Catch as Catch Can at Locks Gallery
Catch as Catch Can at Locks Gallery through March 30 was curated by Fionn Meade around Francis Picabia’s painting of that title, lent by the Philadelphia Museum of Art, and includes a dozen artists working in a range of media from painting and drawing to video and installation. Meade situates the work in the gap between parody and seriousness, but some of the parody requires a fair amount of insider knowledge. I preferred the work that I could appreciate without footnotes. Two large paintings by Jutta Koether read like palimpsets of the artist’s notebook and graffitied walls, pulled together by her consistent pallette and softly luscious surfaces.
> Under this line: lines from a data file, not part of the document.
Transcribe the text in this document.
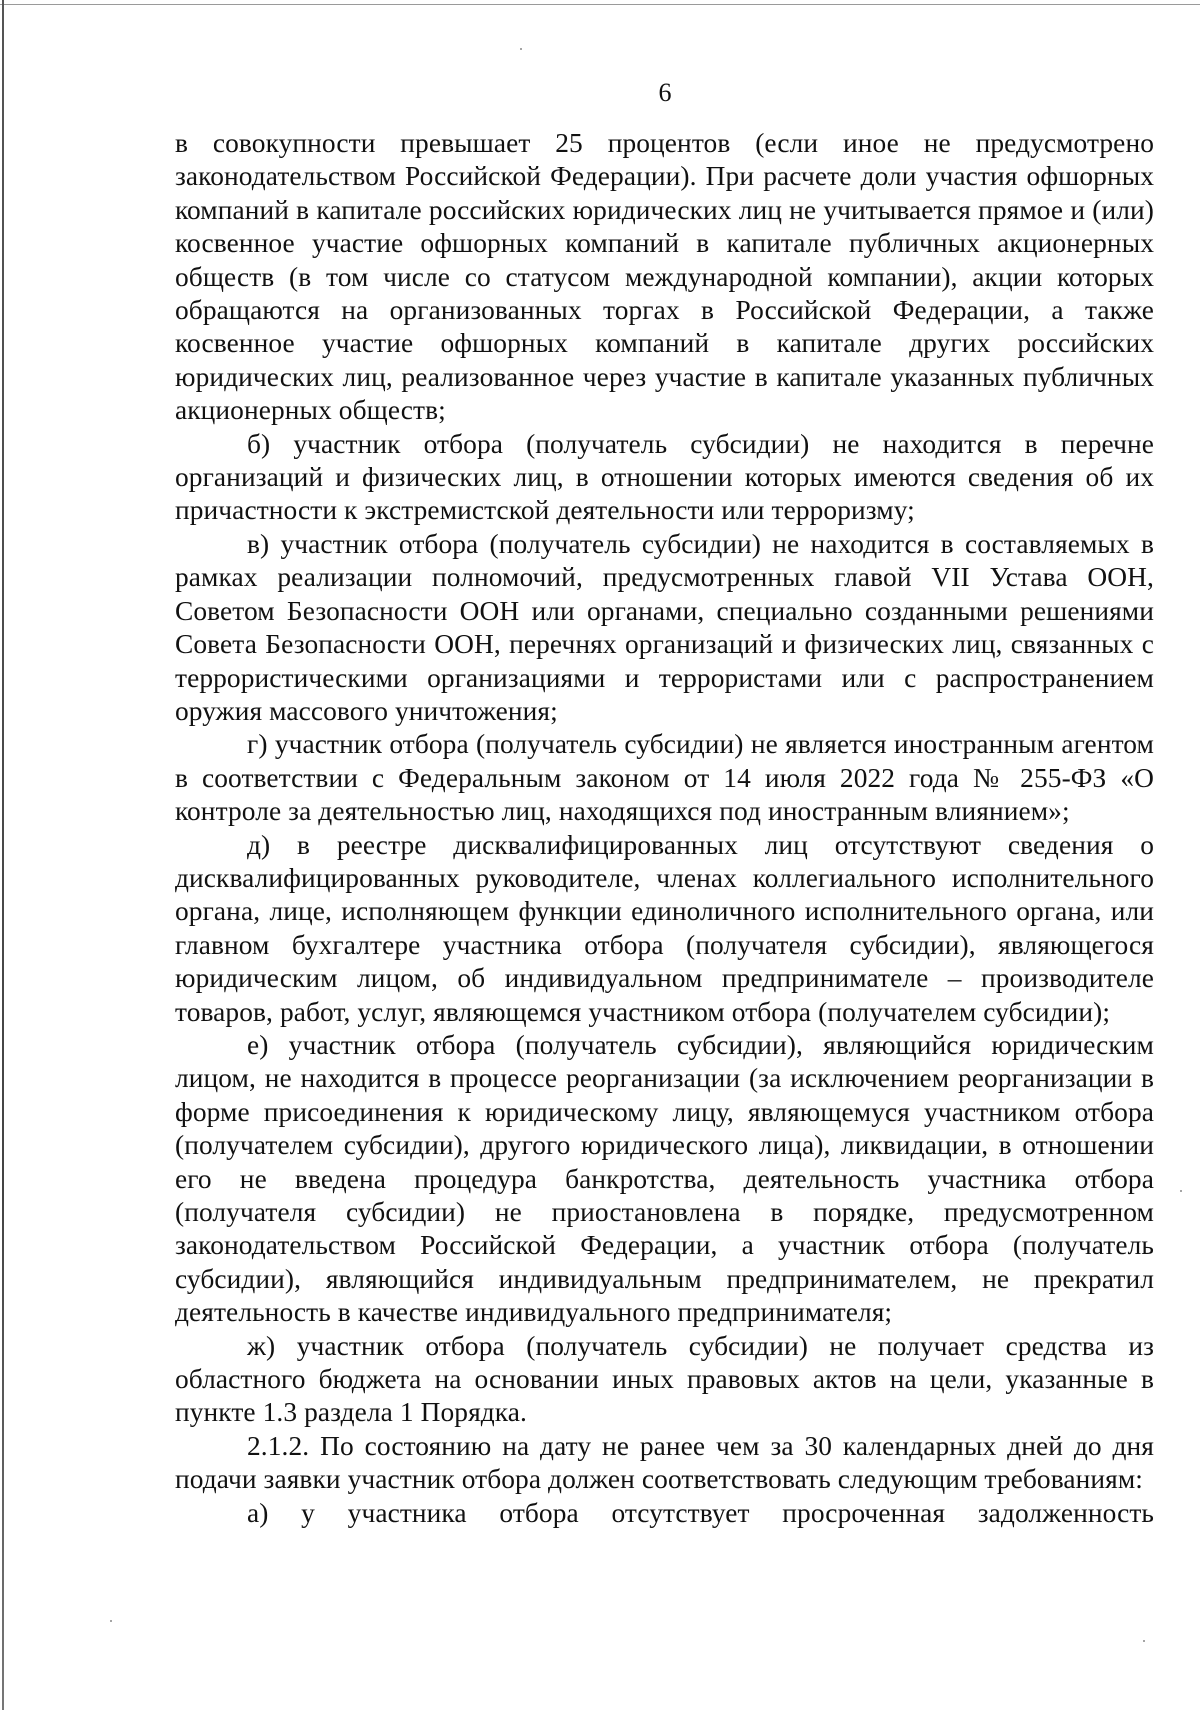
6

в совокупности превышает 25 процентов (если иное не предусмотрено законодательством Российской Федерации). При расчете доли участия офшорных компаний в капитале российских юридических лиц не учитывается прямое и (или) косвенное участие офшорных компаний в капитале публичных акционерных обществ (в том числе со статусом международной компании), акции которых обращаются на организованных торгах в Российской Федерации, а также косвенное участие офшорных компаний в капитале других российских юридических лиц, реализованное через участие в капитале указанных публичных акционерных обществ;

б) участник отбора (получатель субсидии) не находится в перечне организаций и физических лиц, в отношении которых имеются сведения об их причастности к экстремистской деятельности или терроризму;

в) участник отбора (получатель субсидии) не находится в составляемых в рамках реализации полномочий, предусмотренных главой VII Устава ООН, Советом Безопасности ООН или органами, специально созданными решениями Совета Безопасности ООН, перечнях организаций и физических лиц, связанных с террористическими организациями и террористами или с распространением оружия массового уничтожения;

г) участник отбора (получатель субсидии) не является иностранным агентом в соответствии с Федеральным законом от 14 июля 2022 года № 255-ФЗ «О контроле за деятельностью лиц, находящихся под иностранным влиянием»;

д) в реестре дисквалифицированных лиц отсутствуют сведения о дисквалифицированных руководителе, членах коллегиального исполнительного органа, лице, исполняющем функции единоличного исполнительного органа, или главном бухгалтере участника отбора (получателя субсидии), являющегося юридическим лицом, об индивидуальном предпринимателе – производителе товаров, работ, услуг, являющемся участником отбора (получателем субсидии);

е) участник отбора (получатель субсидии), являющийся юридическим лицом, не находится в процессе реорганизации (за исключением реорганизации в форме присоединения к юридическому лицу, являющемуся участником отбора (получателем субсидии), другого юридического лица), ликвидации, в отношении его не введена процедура банкротства, деятельность участника отбора (получателя субсидии) не приостановлена в порядке, предусмотренном законодательством Российской Федерации, а участник отбора (получатель субсидии), являющийся индивидуальным предпринимателем, не прекратил деятельность в качестве индивидуального предпринимателя;

ж) участник отбора (получатель субсидии) не получает средства из областного бюджета на основании иных правовых актов на цели, указанные в пункте 1.3 раздела 1 Порядка.

2.1.2. По состоянию на дату не ранее чем за 30 календарных дней до дня подачи заявки участник отбора должен соответствовать следующим требованиям:

а) у участника отбора отсутствует просроченная задолженность
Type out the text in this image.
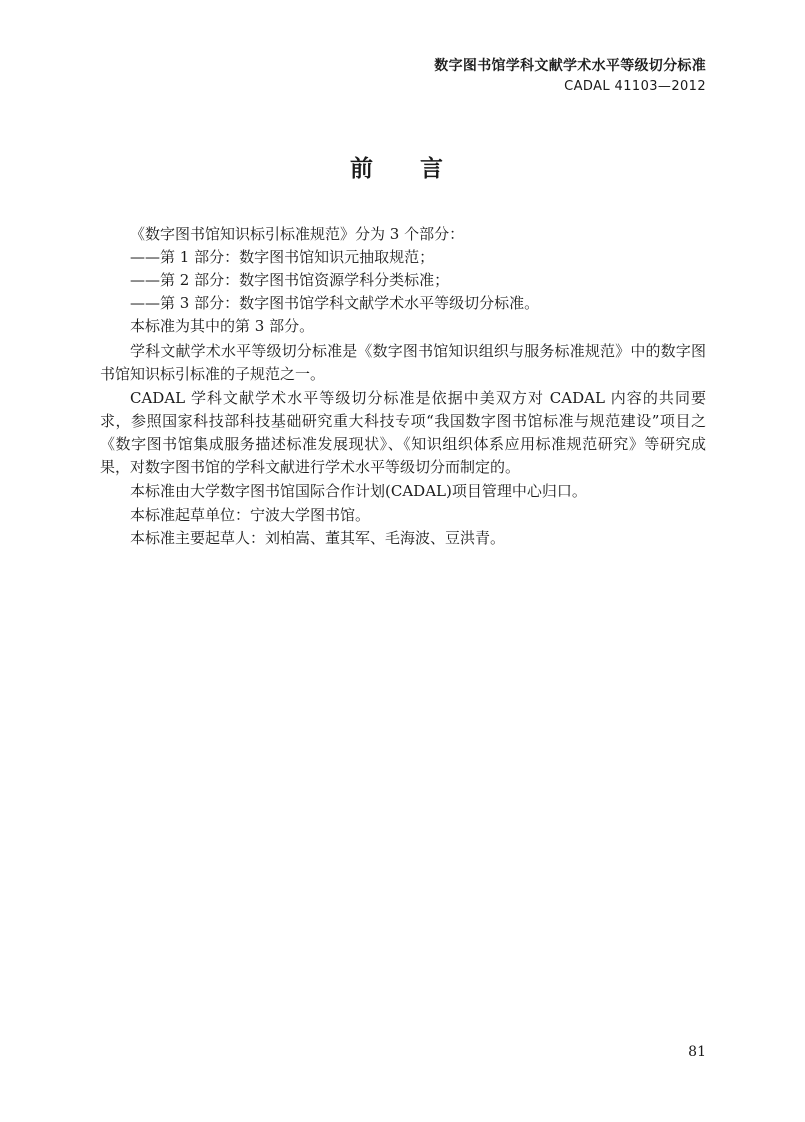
数字图书馆学科文献学术水平等级切分标准
CADAL 41103—2012
前　言
《数字图书馆知识标引标准规范》分为 3 个部分：
——第 1 部分：数字图书馆知识元抽取规范；
——第 2 部分：数字图书馆资源学科分类标准；
——第 3 部分：数字图书馆学科文献学术水平等级切分标准。
本标准为其中的第 3 部分。
学科文献学术水平等级切分标准是《数字图书馆知识组织与服务标准规范》中的数字图
书馆知识标引标准的子规范之一。
CADAL 学科文献学术水平等级切分标准是依据中美双方对 CADAL 内容的共同要
求，参照国家科技部科技基础研究重大科技专项“我国数字图书馆标准与规范建设”项目之
《数字图书馆集成服务描述标准发展现状》、《知识组织体系应用标准规范研究》等研究成
果，对数字图书馆的学科文献进行学术水平等级切分而制定的。
本标准由大学数字图书馆国际合作计划(CADAL)项目管理中心归口。
本标准起草单位：宁波大学图书馆。
本标准主要起草人：刘柏嵩、董其军、毛海波、豆洪青。
81
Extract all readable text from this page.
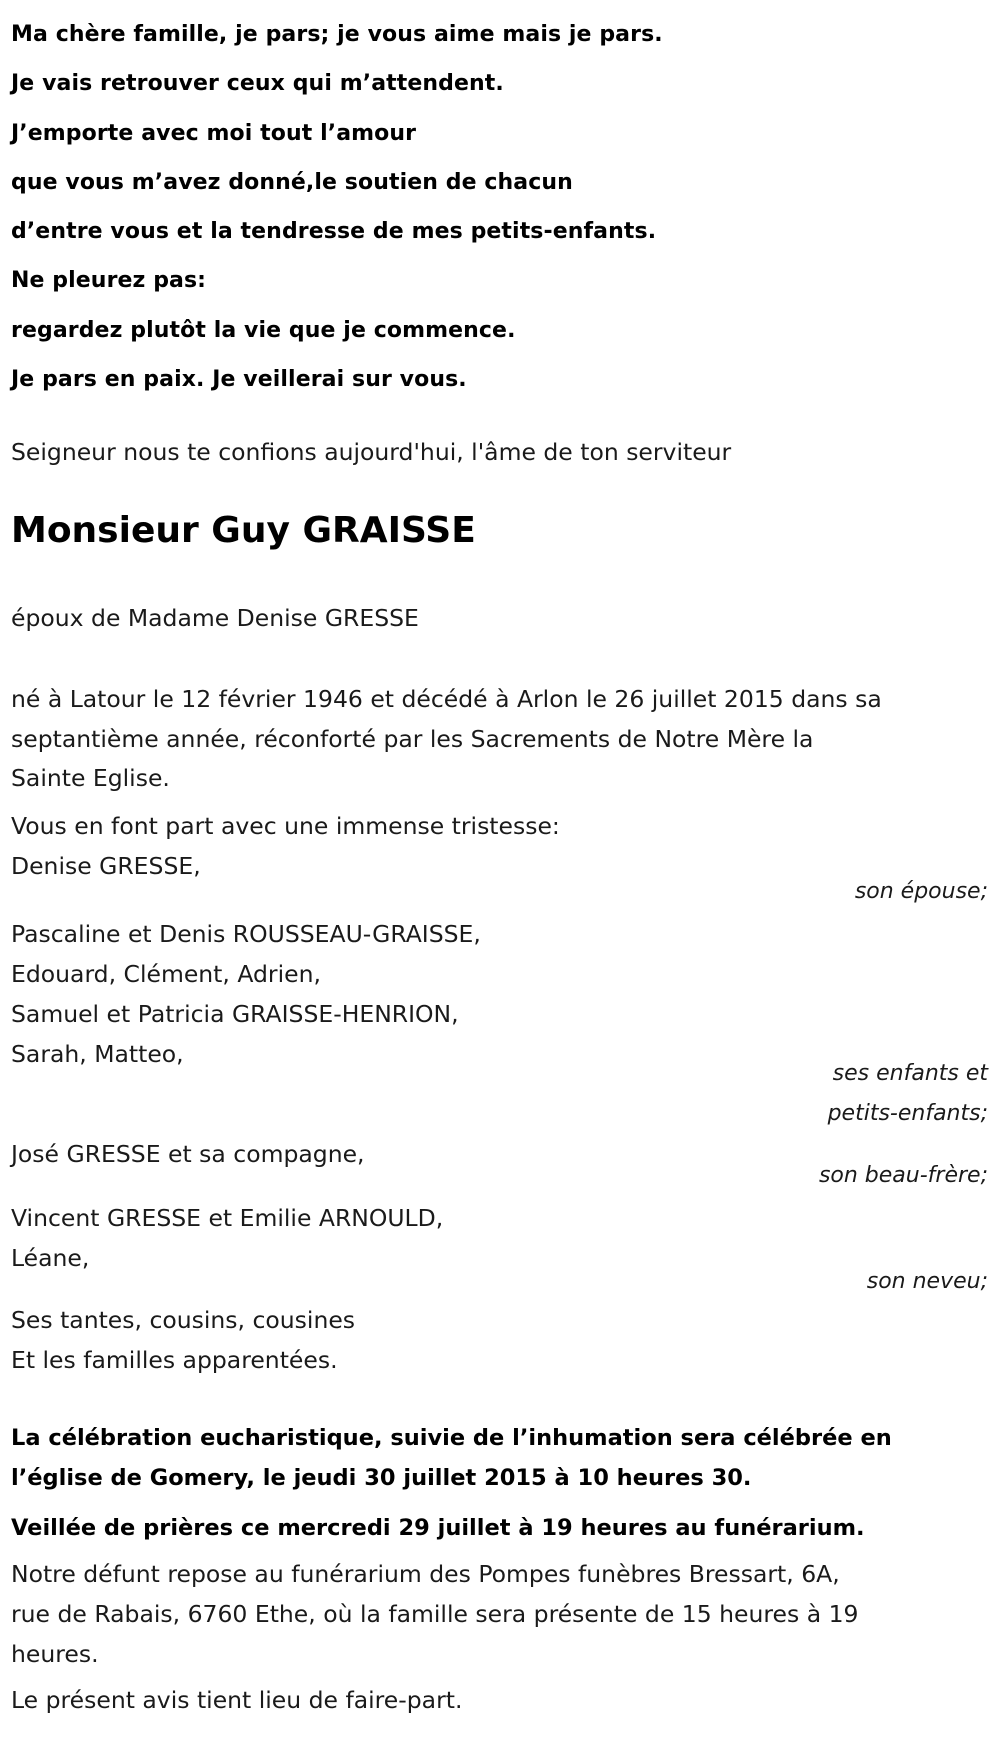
Ma chère famille, je pars; je vous aime mais je pars.
Je vais retrouver ceux qui m’attendent.
J’emporte avec moi tout l’amour
que vous m’avez donné,le soutien de chacun
d’entre vous et la tendresse de mes petits-enfants.
Ne pleurez pas:
regardez plutôt la vie que je commence.
Je pars en paix. Je veillerai sur vous.
Seigneur nous te confions aujourd'hui, l'âme de ton serviteur
Monsieur Guy GRAISSE
époux de Madame Denise GRESSE
né à Latour le 12 février 1946 et décédé à Arlon le 26 juillet 2015 dans sa
septantième année, réconforté par les Sacrements de Notre Mère la
Sainte Eglise.
Vous en font part avec une immense tristesse:
Denise GRESSE,
son épouse;
Pascaline et Denis ROUSSEAU-GRAISSE,
Edouard, Clément, Adrien,
Samuel et Patricia GRAISSE-HENRION,
Sarah, Matteo,
ses enfants et
petits-enfants;
José GRESSE et sa compagne,
son beau-frère;
Vincent GRESSE et Emilie ARNOULD,
Léane,
son neveu;
Ses tantes, cousins, cousines
Et les familles apparentées.
La célébration eucharistique, suivie de l’inhumation sera célébrée en
l’église de Gomery, le jeudi 30 juillet 2015 à 10 heures 30.
Veillée de prières ce mercredi 29 juillet à 19 heures au funérarium.
Notre défunt repose au funérarium des Pompes funèbres Bressart, 6A,
rue de Rabais, 6760 Ethe, où la famille sera présente de 15 heures à 19
heures.
Le présent avis tient lieu de faire-part.
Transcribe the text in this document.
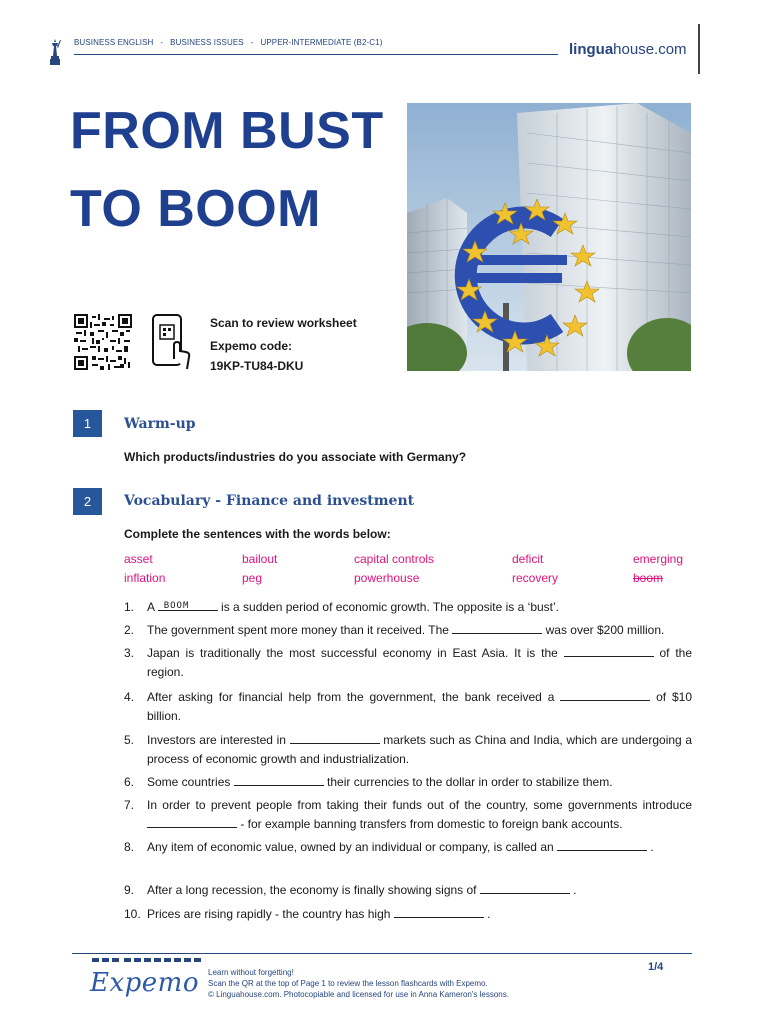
BUSINESS ENGLISH - BUSINESS ISSUES - UPPER-INTERMEDIATE (B2-C1)	linguahouse.com
FROM BUST
TO BOOM
Scan to review worksheet
Expemo code:
19KP-TU84-DKU
1	Warm-up
Which products/industries do you associate with Germany?
2	Vocabulary - Finance and investment
Complete the sentences with the words below:
asset	bailout	capital controls	deficit	emerging
inflation	peg	powerhouse	recovery	boom
1. A BOOM is a sudden period of economic growth. The opposite is a ‘bust’.
2. The government spent more money than it received. The	was over $200 million.
3. Japan is traditionally the most successful economy in East Asia. It is the	of the region.
4. After asking for financial help from the government, the bank received a	of $10 billion.
5. Investors are interested in	markets such as China and India, which are undergoing a process of economic growth and industrialization.
6. Some countries	their currencies to the dollar in order to stabilize them.
7. In order to prevent people from taking their funds out of the country, some governments introduce  - for example banning transfers from domestic to foreign bank accounts.
8. Any item of economic value, owned by an individual or company, is called an	.
9. After a long recession, the economy is finally showing signs of	.
10. Prices are rising rapidly - the country has high	.
Expemo Learn without forgetting!
Scan the QR at the top of Page 1 to review the lesson flashcards with Expemo.
© Linguahouse.com. Photocopiable and licensed for use in Anna Kameron's lessons.
1/4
Nick Mauss’s small installation, For two days I was unable to do anything, I was so stunned (2009) has an appealingly-provisional quality. A geometric, steel construction leans against a wall where it appears to support two printed images, next to a sketch on the floor, dusted with two areas of unbound pigment. Something is going on and we’ve walked into the middle of it, but Mauss lets viewers supply the story. Tom Burr’s facing rows of cinema seating suggest a claustrophobic audience and communal experience (or the audience itself as performance) that, in the age of downloaded video, is nothing but a memory. Kerstin Brätsch has hung three un-framed works made of antique glass at a right angle to the wall, allowing viewing from both sides. The glass is the support for what appear to be oversized ink drawings, my favorite of which is inset with several pieces of a different glass, whose shape looks like the lenses of spectacles.
There is also work by Will Benedict, Michaela Eichwald, Nicole Eisenman, Shahryar Nashat, Lucy Skaer, Kianja Strobert, and Viola Yesiltac.